Vieux 07/06/2011, 14h34   #15
Mélange instable
 
Avatar de miss_caro
 

A la question : Après lecture des caractéristiques de la génération Y mentionnées dans l’article, vous considérez-vous comme un « Y », et pourquoi ? Quel est votre rapport au boulot, à votre boîte, à vos collègues, à votre environnement de travail ?

Je me considère comme un Y. Fraîchement diplômée, j'ai intégré le marché du travail en début d'année. Et c'est vrai que j'ai été très exigeante, je n'ai pas dit oui à n'importe quoi, j'ai attendu d'avoir un salaire très attractif. Pourquoi? Dans les écoles et facs, il y a une grande propagande, on nous dit de ne pas accepter d'être payé sous 32k€ bruts annuels. En fin de compte, on se retrouve sur le marché du travail hyper exigeants en matière de rémunération, et on souhaite faire quelque chose qui nous plaît. Et c'est là qu'on se retrouve confronté à la réalité. Non, on ne pourra pas être chef de produit du super nouveau produit de Microsoft. Au mieux, on sera assistant chef de produit ou chef de projet junior.

Donc, personnellement, j'ai intégré une grande boîte, mais pas à un poste que je convoitais. Mon objectif est donc d'atteindre ce qu'on nous a tant promis, à nous, jeunes diplômés. Donc je me laisse 2 ans maxi dans ma boîte, pour aspirer à un métier qui me plaît vraiment et avoir les compétences adéquates. Si pour cela, je dois changer d'employeur, alors tant mieux!

Je vois tellement d'adultes/séniors qui sont au même poste depuis 20 ans, que ça me rebute, je ne veux pas devenir comme ça, je veux connaître plein de choses, voir un tas de trucs, dans des secteurs et métiers différents, que cet immobilisme m'effraie. Je ressens un besoin d'accomplir un tas de choses.

Au niveau des caractéristiques du Y :

- la recherche de sens au travail : oui oui et oui. On nous a dit "faites des études", c'est pas pour faire un taf qui ne nous plaît pas.

- La recherche de feedback : le jeune cherche la valorisation et a besoin d’une gratification rapide (monétaire ou promotion) --> Effectivement, c'est pour cela que certaines grosses boîtes accordent une grande part de variable dans le salaire des juniors (ce qui crée la jalousie des X), à base de diverses primes indexées sur le mérite (ou plutôt au faciès, mais là n'est pas le débat)

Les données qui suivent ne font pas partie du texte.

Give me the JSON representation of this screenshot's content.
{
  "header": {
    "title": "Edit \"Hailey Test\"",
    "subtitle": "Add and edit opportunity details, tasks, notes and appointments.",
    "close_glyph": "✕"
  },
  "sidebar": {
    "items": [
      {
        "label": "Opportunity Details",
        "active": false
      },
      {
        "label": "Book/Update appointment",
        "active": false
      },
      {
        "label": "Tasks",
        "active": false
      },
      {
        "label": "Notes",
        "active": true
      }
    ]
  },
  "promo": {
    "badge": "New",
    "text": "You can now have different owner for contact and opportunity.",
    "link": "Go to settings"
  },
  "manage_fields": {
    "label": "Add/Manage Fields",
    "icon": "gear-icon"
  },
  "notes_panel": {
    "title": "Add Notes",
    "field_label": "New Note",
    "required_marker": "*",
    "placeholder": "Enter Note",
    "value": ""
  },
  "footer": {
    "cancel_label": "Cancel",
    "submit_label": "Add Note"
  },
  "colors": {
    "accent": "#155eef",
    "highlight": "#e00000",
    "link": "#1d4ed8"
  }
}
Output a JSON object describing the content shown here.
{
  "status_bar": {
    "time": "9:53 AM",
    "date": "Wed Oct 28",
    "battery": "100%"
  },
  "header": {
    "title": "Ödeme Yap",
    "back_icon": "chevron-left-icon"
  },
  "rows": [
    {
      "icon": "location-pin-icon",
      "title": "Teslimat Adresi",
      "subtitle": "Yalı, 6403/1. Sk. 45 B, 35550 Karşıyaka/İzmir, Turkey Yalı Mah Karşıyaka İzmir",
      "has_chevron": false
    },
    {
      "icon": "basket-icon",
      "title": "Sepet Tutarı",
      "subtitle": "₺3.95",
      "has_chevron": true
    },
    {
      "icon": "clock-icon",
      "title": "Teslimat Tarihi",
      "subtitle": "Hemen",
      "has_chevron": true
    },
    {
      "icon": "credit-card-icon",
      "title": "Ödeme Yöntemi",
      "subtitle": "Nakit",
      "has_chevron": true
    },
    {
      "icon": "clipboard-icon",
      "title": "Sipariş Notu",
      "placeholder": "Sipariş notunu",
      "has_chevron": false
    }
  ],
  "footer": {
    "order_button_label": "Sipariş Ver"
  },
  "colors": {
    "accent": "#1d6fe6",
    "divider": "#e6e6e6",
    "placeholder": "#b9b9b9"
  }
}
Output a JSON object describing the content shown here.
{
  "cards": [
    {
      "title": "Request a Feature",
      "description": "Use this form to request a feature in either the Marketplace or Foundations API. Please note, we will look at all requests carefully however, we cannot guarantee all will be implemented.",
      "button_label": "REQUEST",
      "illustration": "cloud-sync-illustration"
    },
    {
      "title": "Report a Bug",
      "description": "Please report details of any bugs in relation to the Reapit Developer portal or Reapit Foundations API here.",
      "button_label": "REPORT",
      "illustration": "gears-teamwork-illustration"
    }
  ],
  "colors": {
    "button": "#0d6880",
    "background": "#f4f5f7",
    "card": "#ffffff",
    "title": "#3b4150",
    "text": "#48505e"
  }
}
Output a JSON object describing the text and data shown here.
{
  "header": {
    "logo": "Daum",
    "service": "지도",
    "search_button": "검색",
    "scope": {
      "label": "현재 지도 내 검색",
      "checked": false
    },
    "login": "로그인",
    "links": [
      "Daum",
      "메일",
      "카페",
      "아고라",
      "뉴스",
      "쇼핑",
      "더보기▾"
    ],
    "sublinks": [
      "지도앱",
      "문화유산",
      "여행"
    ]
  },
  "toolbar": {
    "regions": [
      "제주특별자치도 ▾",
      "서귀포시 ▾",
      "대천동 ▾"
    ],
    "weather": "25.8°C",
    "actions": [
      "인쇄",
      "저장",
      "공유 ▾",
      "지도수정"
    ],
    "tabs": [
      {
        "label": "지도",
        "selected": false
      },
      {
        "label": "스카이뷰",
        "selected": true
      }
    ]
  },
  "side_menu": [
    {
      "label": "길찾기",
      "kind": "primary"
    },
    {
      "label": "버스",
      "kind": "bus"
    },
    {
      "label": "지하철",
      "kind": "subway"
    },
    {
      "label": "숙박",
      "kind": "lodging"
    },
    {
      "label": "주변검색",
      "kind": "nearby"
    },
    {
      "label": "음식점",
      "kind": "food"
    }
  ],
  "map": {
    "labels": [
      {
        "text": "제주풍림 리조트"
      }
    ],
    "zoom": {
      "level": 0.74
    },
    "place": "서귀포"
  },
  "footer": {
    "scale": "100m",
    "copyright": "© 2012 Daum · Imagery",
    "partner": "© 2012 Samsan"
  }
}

- Vie privée / vie professionnelle : On veut travailler chez Google (top employeur), pouvoir jouer au baby foot pendant les pauses, une super ambiance de travail, pouvoir travailler de chez soi. On veut l'impossible.

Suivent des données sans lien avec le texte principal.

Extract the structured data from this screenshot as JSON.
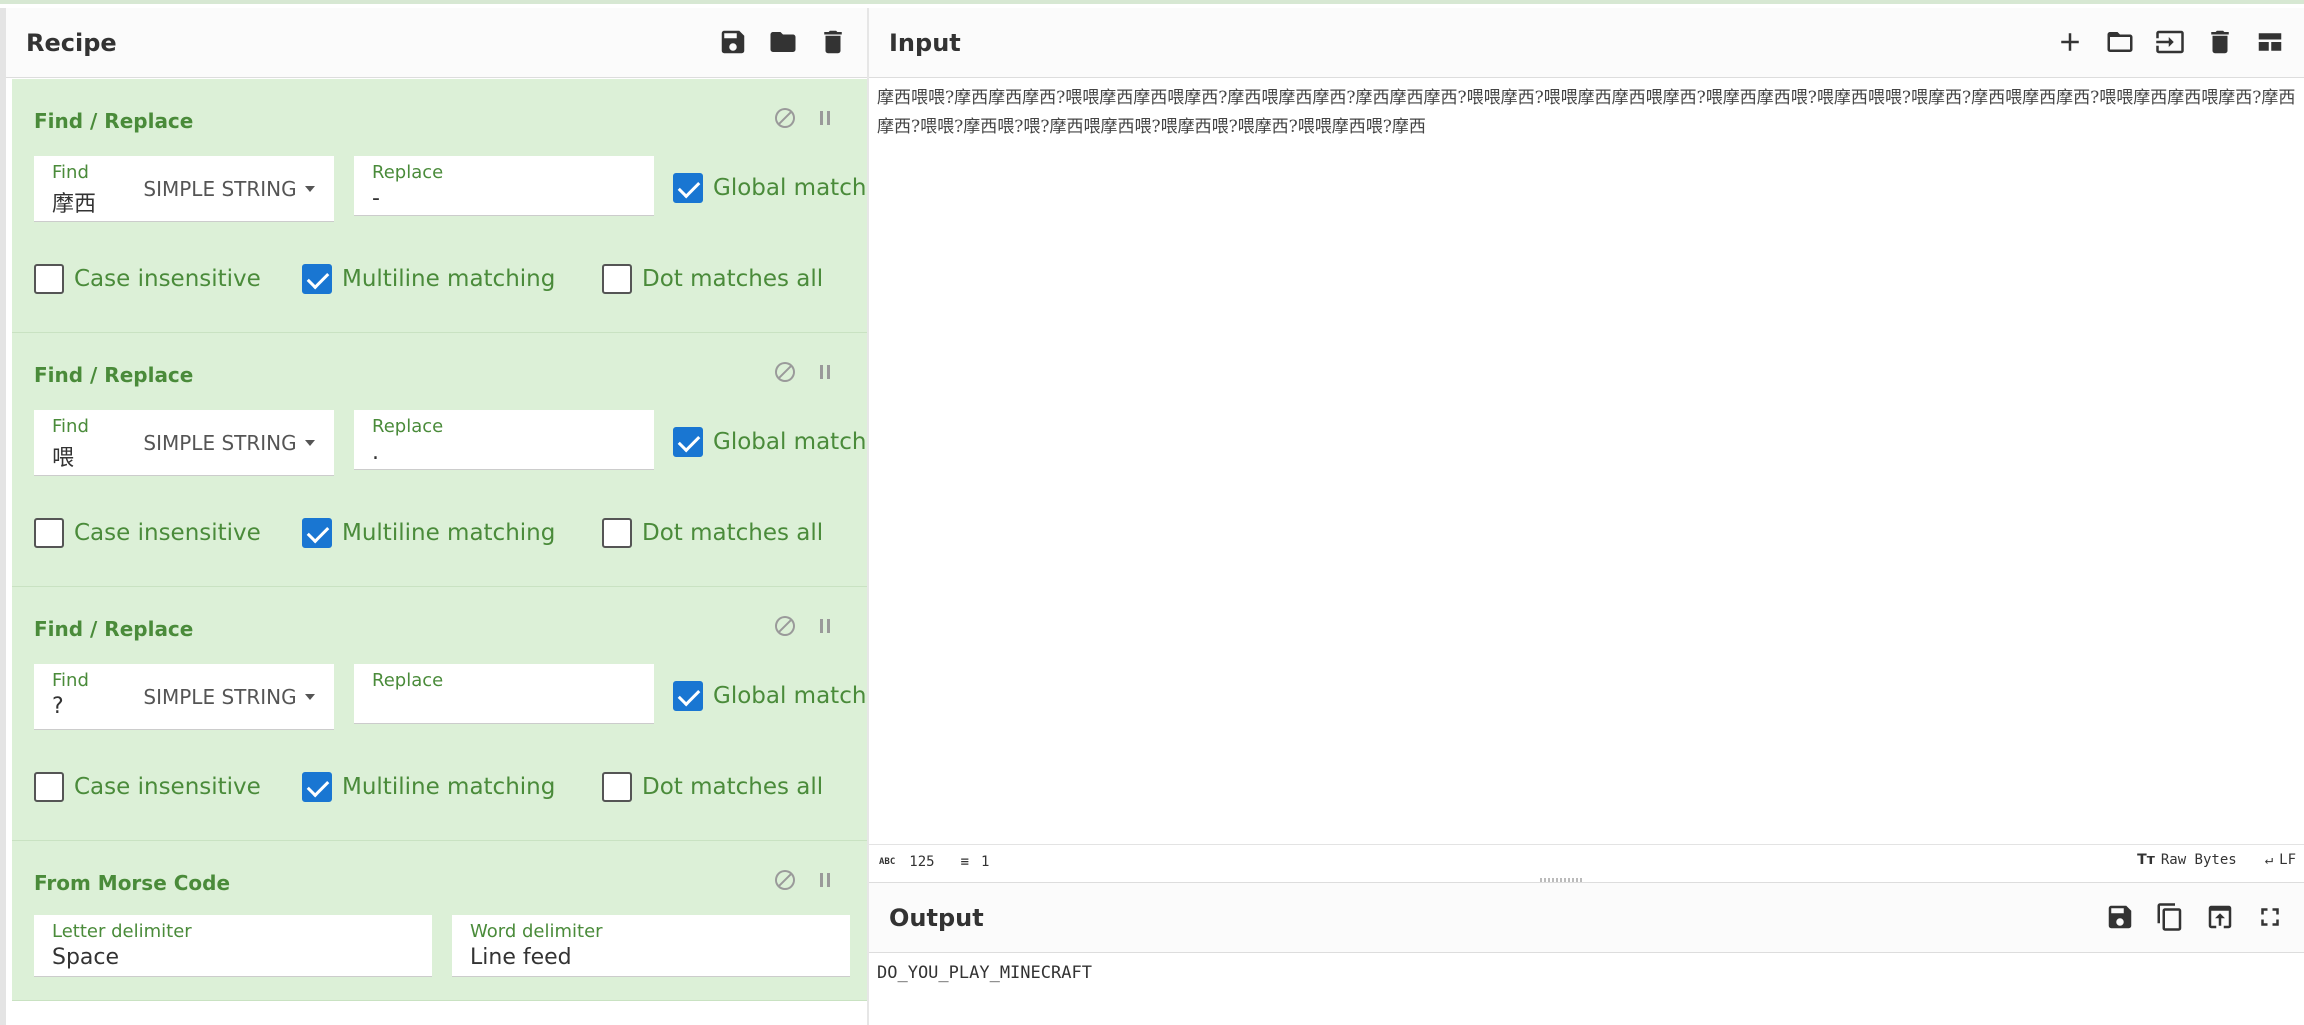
{
  "recipe": {
    "title": "Recipe",
    "icons": [
      "save-icon",
      "folder-icon",
      "trash-icon"
    ],
    "operations": [
      {
        "title": "Find / Replace",
        "find_label": "Find",
        "find_value": "摩西",
        "mode": "SIMPLE STRING",
        "replace_label": "Replace",
        "replace_value": "-",
        "global_match": "Global match",
        "global_checked": true,
        "case_insensitive": "Case insensitive",
        "case_checked": false,
        "multiline": "Multiline matching",
        "multiline_checked": true,
        "dot_all": "Dot matches all",
        "dot_checked": false
      },
      {
        "title": "Find / Replace",
        "find_label": "Find",
        "find_value": "喂",
        "mode": "SIMPLE STRING",
        "replace_label": "Replace",
        "replace_value": ".",
        "global_match": "Global match",
        "global_checked": true,
        "case_insensitive": "Case insensitive",
        "case_checked": false,
        "multiline": "Multiline matching",
        "multiline_checked": true,
        "dot_all": "Dot matches all",
        "dot_checked": false
      },
      {
        "title": "Find / Replace",
        "find_label": "Find",
        "find_value": "?",
        "mode": "SIMPLE STRING",
        "replace_label": "Replace",
        "replace_value": "",
        "global_match": "Global match",
        "global_checked": true,
        "case_insensitive": "Case insensitive",
        "case_checked": false,
        "multiline": "Multiline matching",
        "multiline_checked": true,
        "dot_all": "Dot matches all",
        "dot_checked": false
      },
      {
        "title": "From Morse Code",
        "letter_label": "Letter delimiter",
        "letter_value": "Space",
        "word_label": "Word delimiter",
        "word_value": "Line feed"
      }
    ]
  },
  "input": {
    "title": "Input",
    "icons": [
      "plus-icon",
      "folder-icon",
      "import-icon",
      "trash-icon",
      "layout-icon"
    ],
    "text": "摩西喂喂?摩西摩西摩西?喂喂摩西摩西喂摩西?摩西喂摩西摩西?摩西摩西摩西?喂喂摩西?喂喂摩西摩西喂摩西?喂摩西摩西喂?喂摩西喂喂?喂摩西?摩西喂摩西摩西?喂喂摩西摩西喂摩西?摩西摩西?喂喂?摩西喂?喂?摩西喂摩西喂?喂摩西喂?喂摩西?喂喂摩西喂?摩西",
    "status": {
      "chars": "125",
      "lines": "1",
      "encoding": "Raw Bytes",
      "eol": "LF"
    }
  },
  "output": {
    "title": "Output",
    "icons": [
      "save-icon",
      "copy-icon",
      "replace-input-icon",
      "maximize-icon"
    ],
    "text": "DO_YOU_PLAY_MINECRAFT"
  },
  "colors": {
    "op_bg": "#dcf0d7",
    "accent_green": "#4a8b3a",
    "checkbox_blue": "#1976d2"
  }
}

- L’opportunisme : C'est ce que je disais plus haut. On nous a tellement monté la tête perso dans mon école, à nous dire qu'on était presque "l'élite de la france" (et je ne déconne pas, ces mots ont été employés par certains de mes professeurs, et ça se retrouve dans différentes écoles), qu'au final, on est prêt à tout pour avoir ce que l'on "mérite".

Si l'on parle de génération Y, ce n'est pas pour rien. On en parle depuis déjà quelques années et je ne pense pas que ce soit un coup marketing. Mais le but est de réformer certaines méthodes managériales, afin d'intégrer le Y. Et en parallèle, le nombrilisme et le "je-me-sens-plus-pisser" qu'on retrouve chez les Y est dû au système d'enseignement supérieur. A base de 8000€ l'année dans des ESC, jusqu'à 14000€ dans les grandes écoles, c'est presque normal de trouver de l'insolence chez certains jeunes en entreprise. Les phrases qui ont été citées, je les ai déjà entendues au taf (y compris celle sur Michael Jackson [mais je crois que c'était pour une autre star] et sur les congés payés/arrêts maladies]).

Quel est votre rapport au boulot, à votre boîte, à vos collègues, à votre environnement de travail ?

Je dirai que je perçois mon boulot comme "provisoire", et c'est le cas de tout mes potes. Notre objectif est de bouger tous les 2 ans, pour monter plus vite dans la hiérarchie, et avoir les salaires qui vont avec (puisqu'on nous promet une retraite difficile, j'avoue que j'ai tendance à épargner énormément).

Et l'environnement de travail, c'est vrai que je me sens un peu "rebelle". On m'a fait le coup du "tu vas me photocopier ça stp" et j'ai vraiment fait comprendre que c'était pas la fête, et que je le ferai une fois pas deux (je l'ai dit avec diplomatie bien sûr). Bon après ça va avec mon caractère aussi, en même temps on m'a refilé tellement de tâches ingrates quand j'étais en stage... On va dire que ça forge le caractère.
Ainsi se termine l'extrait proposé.